A trade to the Angels in late November brought the opportunity for more playing time. La Stella also saw it as a path to rediscovering himself. He arrived in spring training with intentions of swinging harder.

"It was a disaster," La Stella said.

He was either way out in front or swinging over the top of pitches that he used to drive, and he managed only eight hits in 48 at-bats.

Along the way, though, he found something. With the Cubs, La Stella constantly tinkered with batting stances that worked only to free up his hands. In search of a more consistent, sustainable approach, he went back to the stance he used at Coastal Carolina University, where he hit 28 home runs in 125 games -- legs straight, hands still, swing free. Suddenly, the ball was jumping off his bat again.

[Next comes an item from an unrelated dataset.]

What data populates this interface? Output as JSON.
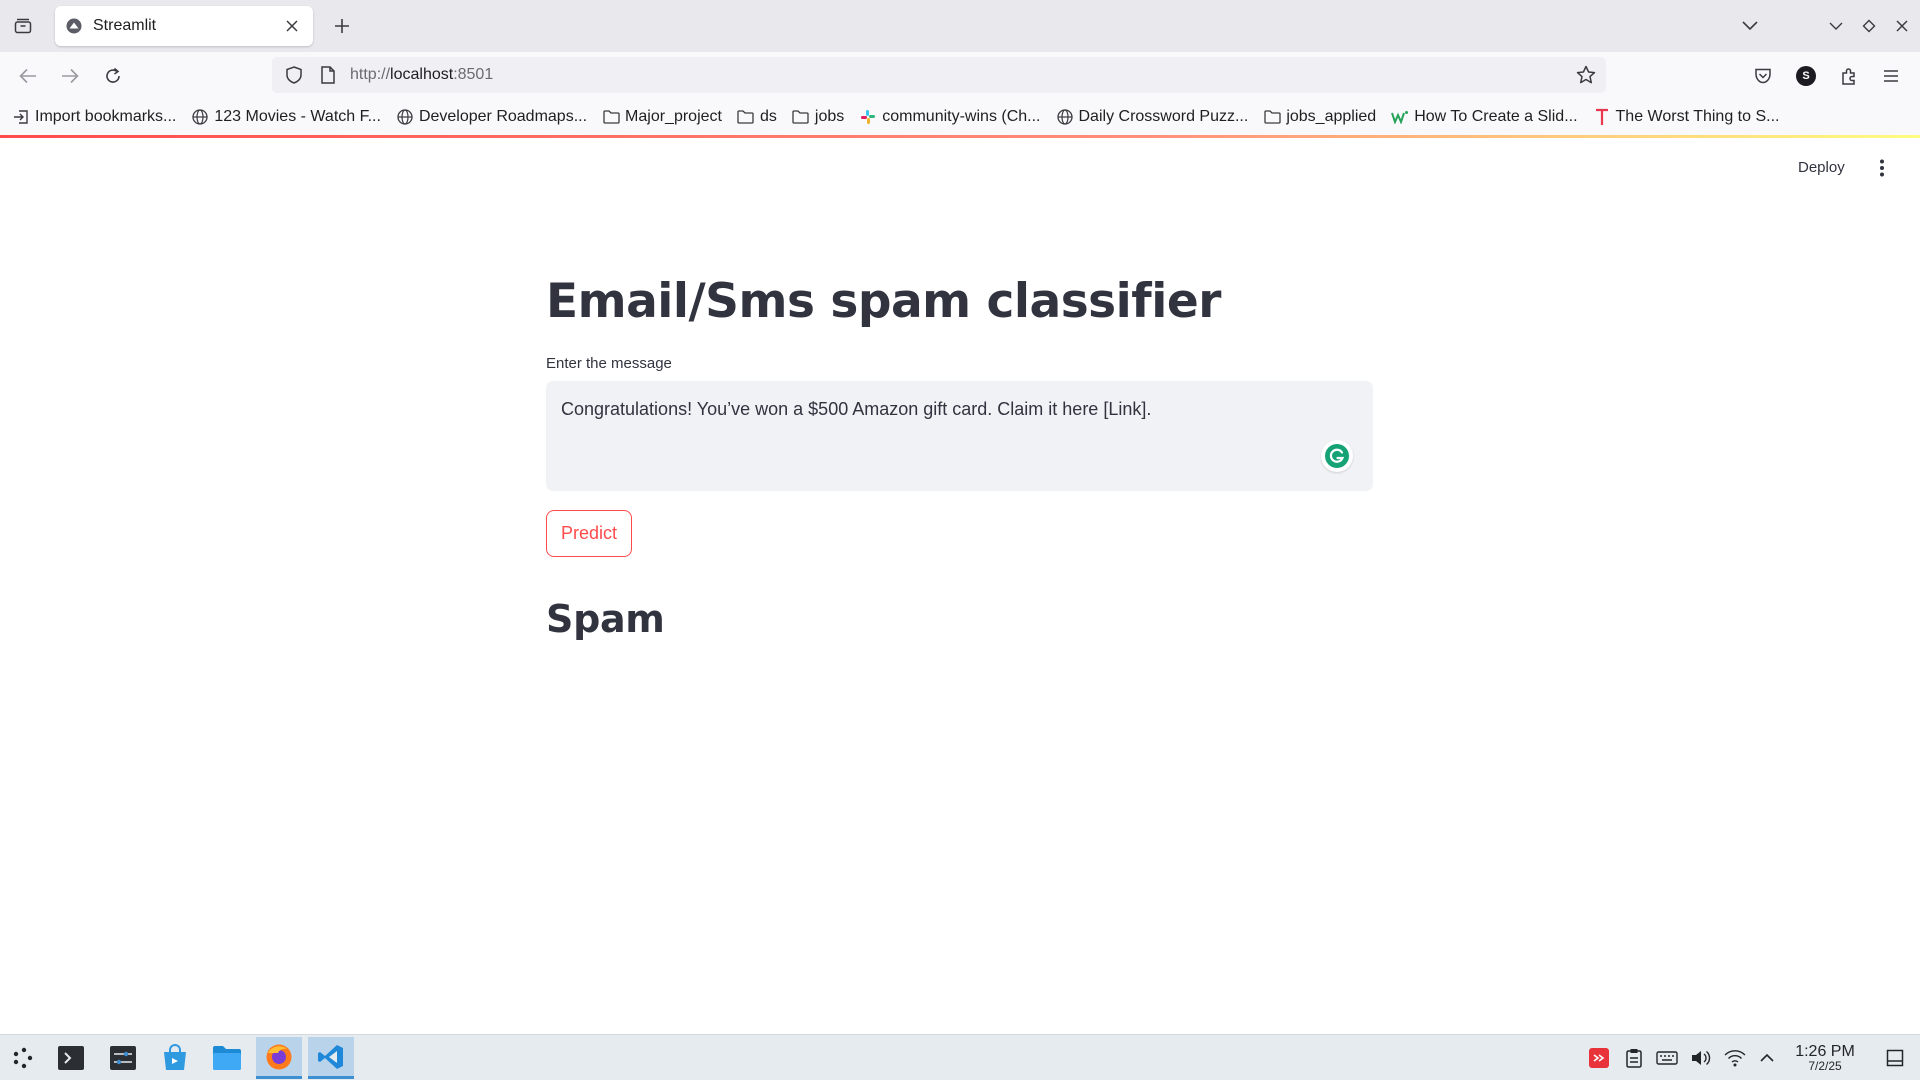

"It wasn't about tapping into the power. It was about getting back to who I was as a hitter pretty much my whole career," La Stella said. "Because I never had a problem driving the ball."

Only three players since 1900 have hit more than 20 home runs in a season after managing no more than 10 home runs in 800 or more at-bats prior, according to the Elias Sports Bureau. The list includes Kirby Puckett (31 in 1986), Al Cowens (23 in 1977) and Brady Anderson (21 in 1992). Soon, La Stella will probably join them.

He has an OPS of .952 for the season, 241 points higher than his career mark before 2019. And he has accumulated 28 hits over his last 76 at-bats. In an industry that continually skews young, La Stella is proof that veteran players can still reinvent themselves and that all at-bats should not be evaluated equally.

La Stella doesn't lament his days as a pinch hitter. He credits the role with helping him condense his focus into two-minute intervals and forcing him to "be the simplest version of myself as a hitter, even if it wasn't the hitter I ultimately wanted to be."

He is, in a sense, a prodigious slugger now, the thought of which still makes him uncomfortable.

"To be honest with you, I feel a little strange talking about it because it is early," La Stella said. "It's just a start, and, you know, anybody can have a hot couple of months. But I feel more like myself again, which is comforting."